Mercator was a devout Christian born into a Catholic family at a time when Martin Luther's Protestantism was gaining ground. He never declared himself as a Lutheran but was clearly sympathetic, and he was accused of heresy by Catholic authorities; after six months in prison he was released unscathed. This period of persecution is probably the major factor in his move from Catholic Leuven (Louvain) to a more tolerant Duisburg, in the Holy Roman Empire, where he lived for the last thirty years of his life. Walter Ghim, Mercator's friend and first biographer, describes him as sober in his behaviour, yet cheerful and witty in company, and never more happy than in debate with other scholars.

Gerardus Mercator was born Geert or Gerard (De) Kremer (or Cremer) in Rupelmonde, Flanders, a small village to the southwest of Antwerp, which was in the fiefdom of Habsburg Netherlands. The seventh child of Hubert (De) Kremer and his wife Emerance, his parents came from Gangelt in the Duchy of Jülich (present-day Germany). At the time of the birth they were visiting Hubert's brother (or uncle) Gisbert De Kremer. Hubert was a poor artisan, a shoemaker by trade, but Gisbert, a priest, was a man of some importance in the community. Their stay in Rupelmonde was brief and within six months they returned to Gangelt, and there Mercator spent his earliest childhood until the age of six. In 1518, the Kremer family moved back to Rupelmonde, possibly motivated by the deteriorating conditions in Gangelt—famine, plague and lawlessness. Mercator would have attended the local school in Rupelmonde from the age of seven, when he arrived from Gangelt, and there he would have been taught the basics of reading, writing, arithmetic and Latin.

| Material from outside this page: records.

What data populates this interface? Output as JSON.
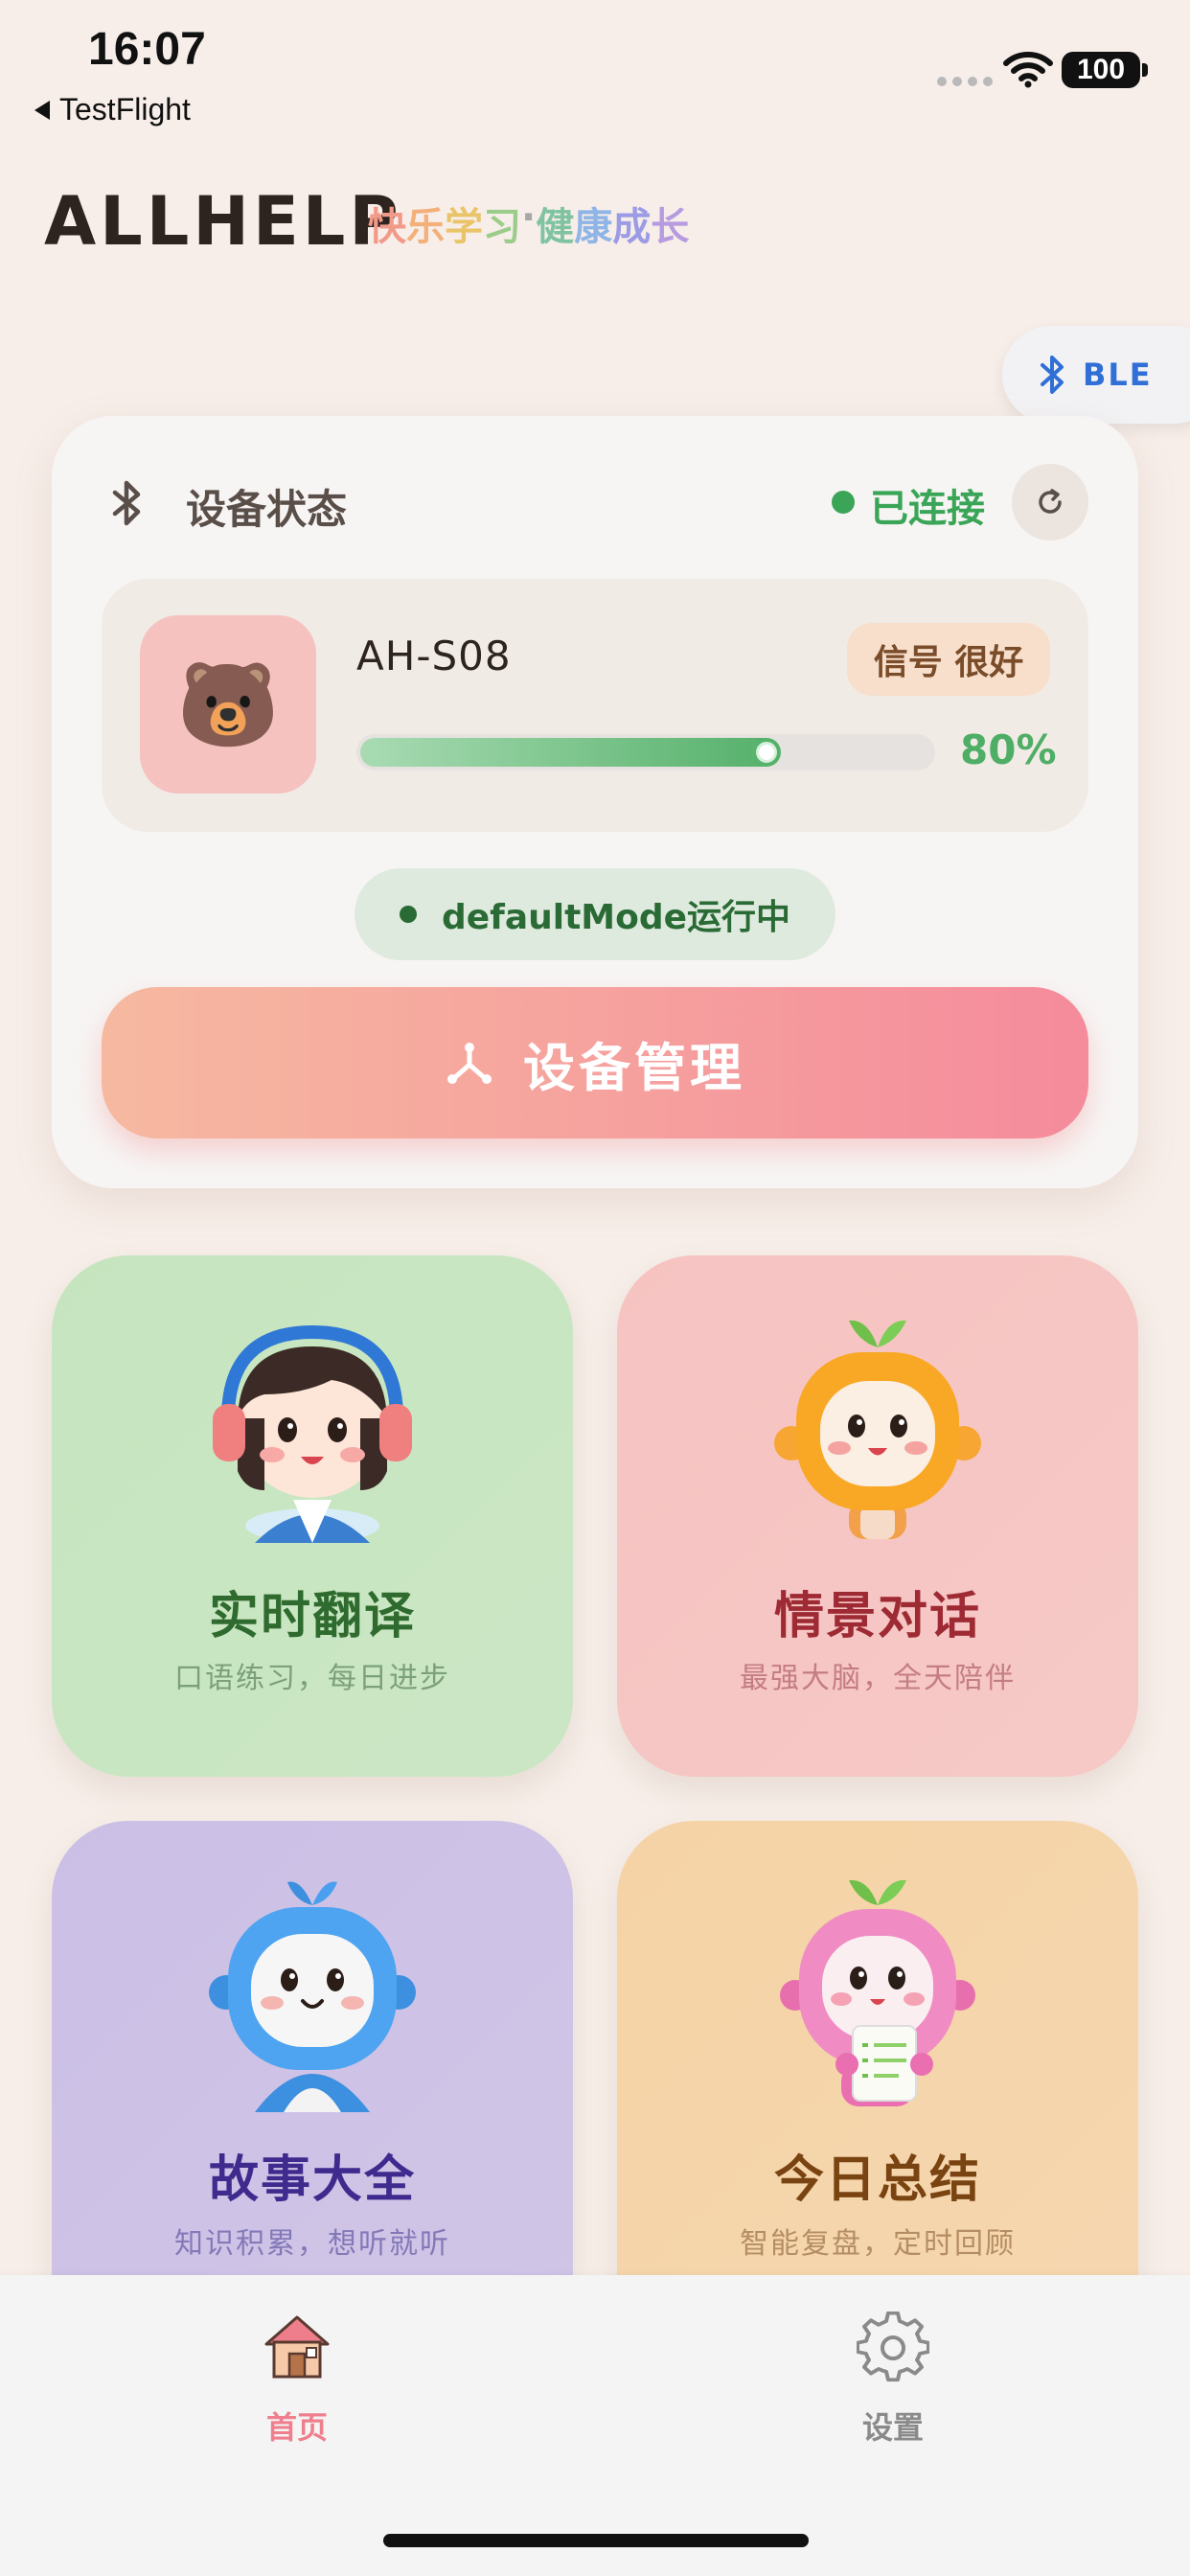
{
  "status_bar": {
    "time": "16:07",
    "back_app": "TestFlight",
    "battery": "100"
  },
  "header": {
    "brand": "ALLHELP",
    "slogan": [
      "快",
      "乐",
      "学",
      "习",
      "·",
      "健",
      "康",
      "成",
      "长"
    ],
    "slogan_colors": [
      "#f29a8a",
      "#f3b07a",
      "#e9c46a",
      "#9ccc8a",
      "#a8a8a8",
      "#7fc3a0",
      "#8fb4e6",
      "#9b9be6",
      "#b79be0"
    ]
  },
  "ble_button": {
    "label": "BLE",
    "icon": "bluetooth-icon"
  },
  "device_status": {
    "title": "设备状态",
    "connection": "已连接",
    "device_name": "AH-S08",
    "avatar_emoji": "🐻",
    "signal": "信号 很好",
    "battery_percent_text": "80%",
    "battery_level": 0.8,
    "mode": "defaultMode运行中",
    "manage_label": "设备管理",
    "colors": {
      "connected": "#3aa557",
      "battery": "#4fae66",
      "accent": "#f58b9c"
    }
  },
  "features": [
    {
      "title": "实时翻译",
      "subtitle": "口语练习，每日进步",
      "title_color": "#2f6b2f",
      "sub_color": "#7ba07a",
      "bg": "#c5e5bf"
    },
    {
      "title": "情景对话",
      "subtitle": "最强大脑，全天陪伴",
      "title_color": "#9e2a34",
      "sub_color": "#c47d82",
      "bg": "#f6c3c1"
    },
    {
      "title": "故事大全",
      "subtitle": "知识积累，想听就听",
      "title_color": "#3f2a8e",
      "sub_color": "#8479b8",
      "bg": "#cbbfe6"
    },
    {
      "title": "今日总结",
      "subtitle": "智能复盘，定时回顾",
      "title_color": "#7a4412",
      "sub_color": "#b58d64",
      "bg": "#f5d3a6"
    }
  ],
  "tabbar": {
    "home": {
      "label": "首页",
      "icon": "house-icon",
      "color": "#f07f8e"
    },
    "settings": {
      "label": "设置",
      "icon": "gear-icon",
      "color": "#8a8a8a"
    }
  }
}
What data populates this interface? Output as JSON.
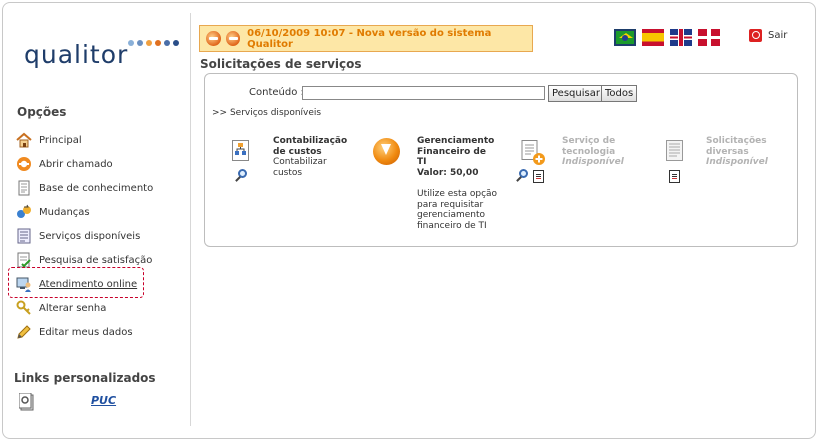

After Hubert's death in 1526, Gisbert became the 15-year-old Geert's guardian. Hoping that Geert might follow him into the priesthood, he sent him to the famous school of the Brethren of the Common Life at 's-Hertogenbosch in the Duchy of Brabant. The Brotherhood and the school was founded by the charismatic Geert Groote who placed great emphasis on study of the Bible and, at the same time, expressed disapproval of the dogmas of the church, both facets of the new "heresies" of Martin Luther propounded only a few years earlier in 1517. Mercator would follow similar precepts later in life, with problematic outcomes.

During his time at the school the headmaster was Georgius Macropedius, and under his guidance Geert would study the Bible, the trivium (Latin, logic and rhetoric) and classics such as the philosophy of Aristotle, the natural history of Pliny and the geography of Ptolemy. All teaching at the school was in Latin and he would read, write and converse in Latin, and give himself a new Latin name, Gerardus Mercator Rupelmundanus, Mercator being the Latin translation of Kremer, which means "merchant". The Brethren were renowned for their scriptorium, and here Mercator might have encountered the italic script which he employed in his later work. The brethren were also renowned for their thoroughness and discipline, well attested by Erasmus, who had attended the school forty years before Mercator.